Your perspective impacts everything. It determines whether you view a day of missed expectations as a failure or a learning experience. It’s the difference maker of a good or bad day at work. James Baldwin said, “The world changes according to the way people see it, and if you alter, even by a millimeter, the way a person looks at reality, then you can change it.” Is there something in your life that’s begging you to take another look?
As individuals, we all have our own perspective on life. It’s how we’re wired and shaped by our environment. You and I may be in the same situation and view it completely different. You may ask yourself “Why did he do that?” or “What was she thinking?” A lack of understanding of both ourselves and others can lead to tension, disappointment, hurt feelings, unmet expectations and poor communication. It’s about understanding that the way you see something it not necessarily how someone else may see it.
Early in my career, I worked with a man that had a reputation around the department as a low performer with a fairly troublesome attitude. He had been through a number of organization changes and now he was reporting to me. Just as the transition was taking place, I went to his previous managers to better understand his history. I didn’t realize that in doing so, I actually was taking on their perspective of him. I assumed the information I gathered about him was correct. In the coming weeks, I would get to know him as an individual. To my surprise, I had the wrong perspective! He was actually quite intelligent, personable with a great sense of humor. As I would later uncover, he had a completely different skill set than what the job required. He wasn’t the right fit. Once I changed my perspective on his abilities, I was able to make the best decision for him, the team, and the organization by moving him to a different role.

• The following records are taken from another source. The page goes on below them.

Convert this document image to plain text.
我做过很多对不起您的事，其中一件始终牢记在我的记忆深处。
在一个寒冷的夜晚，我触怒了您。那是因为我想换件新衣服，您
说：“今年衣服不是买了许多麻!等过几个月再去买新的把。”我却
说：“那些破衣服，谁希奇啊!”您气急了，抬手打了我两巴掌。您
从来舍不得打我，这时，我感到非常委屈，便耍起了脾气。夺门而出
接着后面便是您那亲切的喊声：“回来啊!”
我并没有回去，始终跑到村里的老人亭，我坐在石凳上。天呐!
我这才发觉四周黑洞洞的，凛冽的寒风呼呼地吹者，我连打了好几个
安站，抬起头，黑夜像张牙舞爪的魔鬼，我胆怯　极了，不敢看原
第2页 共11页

It’s true, perception is reality. I shared that story, because it’s one of the most memorable experiences in my career where I realized that my perception was the wrong reality. He was being positioned for termination. I would have unknowingly contributed to the premature end of his career by assuming everyone was right in their analysis of the situation. If you’re having trouble understanding someone or a situation maybe it’s time to change your perspective. Consider doing the following:
Ask questions. Being curious helps you learn different points of view. Spend time asking lots of question. Gather the right kind of data before making assumptions.
Be a servant. Moving pass your own needs to be there for someone else builds empathy. It’s hard to rush to judgement when you’re compassionate about a person or a situation. My abilities were often underestimated throughout my career, so it was easy for me to be open to the possibility that everyone’s assessment could be wrong.
Get outside your comfort zone. Your perspective is impacted by your ability to see. As long as you stay in what’s familiar and comfortable your view is limited. New and different experiences broaden you as a person. Dare yourself to learn something new.
If this is truly a growth area for you, then do something about it. Is there more than meets the eye in your situation? Find out and change your perspective.